The future of Plymouth Airport in the UK certainly looks positive for 2019. Following a proposal from Sutton Harbour Holdings plc (SHH) – the long-lease holder of the former airfield – to develop the 113-acre site into a housing development, the initial advice from the government planning inspector indicates that she is not minded to modify the City Council’s policies that safeguard the airport for aviation use in the Joint Local Plan. The inspector’s final report is unlikely to appear before March this year.

The airport was closed in 2011 after SHH declared it was not commercially viable.

FlyPlymouth (an airport operator-in-waiting) was set up in 2015 with the aim of acquiring the airfield lease, reopening the facility, reintroducing passenger services and creating a business park around the airstrip.
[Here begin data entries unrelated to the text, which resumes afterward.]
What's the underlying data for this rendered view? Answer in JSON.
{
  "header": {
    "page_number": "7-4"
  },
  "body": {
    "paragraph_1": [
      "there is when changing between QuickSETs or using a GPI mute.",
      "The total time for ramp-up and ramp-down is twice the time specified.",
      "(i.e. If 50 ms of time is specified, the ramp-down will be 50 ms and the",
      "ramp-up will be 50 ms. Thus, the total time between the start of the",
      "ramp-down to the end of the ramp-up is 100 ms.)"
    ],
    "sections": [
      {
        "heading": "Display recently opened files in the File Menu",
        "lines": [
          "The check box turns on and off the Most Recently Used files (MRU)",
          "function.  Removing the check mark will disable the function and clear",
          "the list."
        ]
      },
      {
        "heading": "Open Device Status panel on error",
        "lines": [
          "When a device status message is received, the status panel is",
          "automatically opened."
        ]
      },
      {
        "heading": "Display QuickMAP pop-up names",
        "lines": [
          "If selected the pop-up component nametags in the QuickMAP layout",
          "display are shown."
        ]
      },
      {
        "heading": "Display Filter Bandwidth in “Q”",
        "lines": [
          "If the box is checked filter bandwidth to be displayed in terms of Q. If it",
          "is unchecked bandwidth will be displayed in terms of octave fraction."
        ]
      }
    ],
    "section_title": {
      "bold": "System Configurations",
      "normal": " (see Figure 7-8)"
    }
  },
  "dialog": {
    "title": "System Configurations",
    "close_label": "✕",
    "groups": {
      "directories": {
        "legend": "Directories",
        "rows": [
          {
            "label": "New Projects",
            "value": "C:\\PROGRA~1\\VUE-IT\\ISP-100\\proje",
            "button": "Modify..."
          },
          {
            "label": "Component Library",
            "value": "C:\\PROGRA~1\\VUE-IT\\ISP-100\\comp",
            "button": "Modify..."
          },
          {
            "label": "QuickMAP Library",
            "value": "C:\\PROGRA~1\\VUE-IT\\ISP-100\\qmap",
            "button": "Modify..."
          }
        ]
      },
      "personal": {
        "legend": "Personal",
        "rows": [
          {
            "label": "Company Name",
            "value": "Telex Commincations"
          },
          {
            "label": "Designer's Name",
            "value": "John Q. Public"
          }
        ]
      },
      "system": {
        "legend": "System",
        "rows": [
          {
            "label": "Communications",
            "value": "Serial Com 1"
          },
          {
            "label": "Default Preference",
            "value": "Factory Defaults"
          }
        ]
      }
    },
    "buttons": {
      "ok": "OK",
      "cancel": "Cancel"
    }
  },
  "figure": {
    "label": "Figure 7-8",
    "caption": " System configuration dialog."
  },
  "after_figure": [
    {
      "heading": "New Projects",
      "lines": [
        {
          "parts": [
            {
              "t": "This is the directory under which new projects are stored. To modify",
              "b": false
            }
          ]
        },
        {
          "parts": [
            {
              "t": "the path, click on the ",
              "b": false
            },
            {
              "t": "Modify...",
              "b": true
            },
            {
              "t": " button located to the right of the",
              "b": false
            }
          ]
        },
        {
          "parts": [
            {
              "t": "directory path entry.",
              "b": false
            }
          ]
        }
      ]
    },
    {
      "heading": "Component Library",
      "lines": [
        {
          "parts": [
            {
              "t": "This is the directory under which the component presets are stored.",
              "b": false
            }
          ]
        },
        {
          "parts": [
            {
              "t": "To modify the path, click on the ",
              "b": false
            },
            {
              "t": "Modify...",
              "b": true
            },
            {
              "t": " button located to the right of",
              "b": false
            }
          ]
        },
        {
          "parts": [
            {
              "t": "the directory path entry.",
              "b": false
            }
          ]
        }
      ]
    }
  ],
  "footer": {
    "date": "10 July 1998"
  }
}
It has concentrated on developing the first stage of its business plan around general and business aviation while the airport is recommissioned and built up again.

Following a public meeting at the end of last year, FlyPlymouth is now confident that its strategy to acquire the airport at a fair market value once the Joint Local Plan process has completed now appears both realistic and achievable. The task now is to engage with all the stakeholders to work towards a commercial transaction.

While the airport’s sustainability was historically tied solely to scheduled passenger services on a low-cost carrier model, the consensus is that to repeat this model in the early phases of reopening would expose the airport to unacceptable risk. What’s more in the three years preceding the airport’s closure 75% of air traffic movements were general aviation. Hence the decision to focus on business and general aviation while passenger volumes and demand is being rebuilt.

Once the airport is stabilised, FlyPlymouth expects that scheduled services will once again play an integral role in the future of the airport.